Aside from moonlighting as his wife’s personal assistant, he also had other tempations. Reruns of the TV show, Cheaters, on the CW, for starters. And that damned refrigerator was another weakness. Why work when you could go to that fridge and make yourself lunch. Or a snack. Or some dessert? God he had to get out of this house.

The office was so inexpensive because it was actually part of a larger medical transcription office — an extra couple of rooms that they never used, so they figured, heck, let’s rent this out and make an extra $400 a month. A win-win. But they didn’t want to rent it to a large company, they didn’t want telemarketers in there, they didn’t want more than one person occupying the office. Perfect for, perhaps, an accountant, an author, or, in Eric’s case, an internet marketing guru. Click Here. Now Click There. Not there, here! Buy Now. You’re a valued customer. Learn More. Only $17.98, offer expires in 20 seconds. 19. 18. 17….

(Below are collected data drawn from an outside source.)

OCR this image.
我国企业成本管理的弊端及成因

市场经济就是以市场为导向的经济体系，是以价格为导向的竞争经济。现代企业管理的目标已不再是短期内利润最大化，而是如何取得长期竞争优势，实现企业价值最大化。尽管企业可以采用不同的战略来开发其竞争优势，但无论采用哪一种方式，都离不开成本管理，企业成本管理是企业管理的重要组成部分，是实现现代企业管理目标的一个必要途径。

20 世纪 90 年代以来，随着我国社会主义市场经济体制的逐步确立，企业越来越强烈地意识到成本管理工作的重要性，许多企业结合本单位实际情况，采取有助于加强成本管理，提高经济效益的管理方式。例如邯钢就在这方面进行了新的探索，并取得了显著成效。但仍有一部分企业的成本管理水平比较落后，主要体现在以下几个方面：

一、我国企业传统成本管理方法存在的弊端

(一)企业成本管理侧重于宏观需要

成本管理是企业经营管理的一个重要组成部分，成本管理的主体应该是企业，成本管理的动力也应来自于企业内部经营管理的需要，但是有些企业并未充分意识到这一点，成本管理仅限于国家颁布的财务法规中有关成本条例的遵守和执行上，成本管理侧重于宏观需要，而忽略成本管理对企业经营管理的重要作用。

He decorated the entire office for under $200, mostly thanks to the thrift store. A desk, an office chair, a file cabinet, a side table, an entertainment center. He bought a sofabed off Craigslist for $50 (with free delivery), and purchased some egyptian cotton sheets from Bed, Bath, and Beyond (in case he ever got a female visitor). Then, he added a 50 inch plasma TV and a DVD player from an online auction site. A perfect bachelor pad.

There was one fairly sizable downside. He had no access to a bathroom. To pee, he had to knock on the locked door, the one leading to the medical transcription portion of the office. The receptionist would open the door for him and allow him to use their restroom. Due to laws about confidentiality of medical records, they were required to keep that door locked, to prevent him from potentially accessing medical records.

(Eric absolutely HATED buying condoms, worried about what others would think. The shame. The shame. He hated it so much, in fact, that he started a dot com called EmbarassingProducts.Net. The site sold everything from vibrators to tampons to vagisil to preparation h to pregnancy tests to adult diapers, and yes, condoms. He did OK with the business, until ShopInPrivate.Com put him out of business.)

But the point is, Eric is easily embarassed, so having to knock every time he had to pee, and having to wait for someone to open a door to allow him to use their restroom was degrading. When he only had to pee, no biggie. But when he had to pump a grumpy, it was the pinnacle of humiliation.

Step 1: Knock
Step 2: Wait for receptionist to open door
Step 3: Sit on toilet and listen to loud pooping sounds and realize entire office is probably listening, knowing it’s you, because they just had to open the door for you.
Step 4: Flush
Step 5: Wash hands (All employees must lava su manos).
Step 6: Ask receptionist to let you back into your office

Making matters more awkward, the receptionist, was an attractive brunette in her mid 20s. Physically, she was exactly Eric’s type. Rebecca was her name and she was completely deaf. So deaf, in fact, that she didn’t even wear hearing aids.

Yes, it’s ok if you’re wondering what we all are wondering: how does she hear the knocking on the door? Perhaps she feels the vibration? Perhaps she sees the door vibrating? Or maybe she has E.S.P.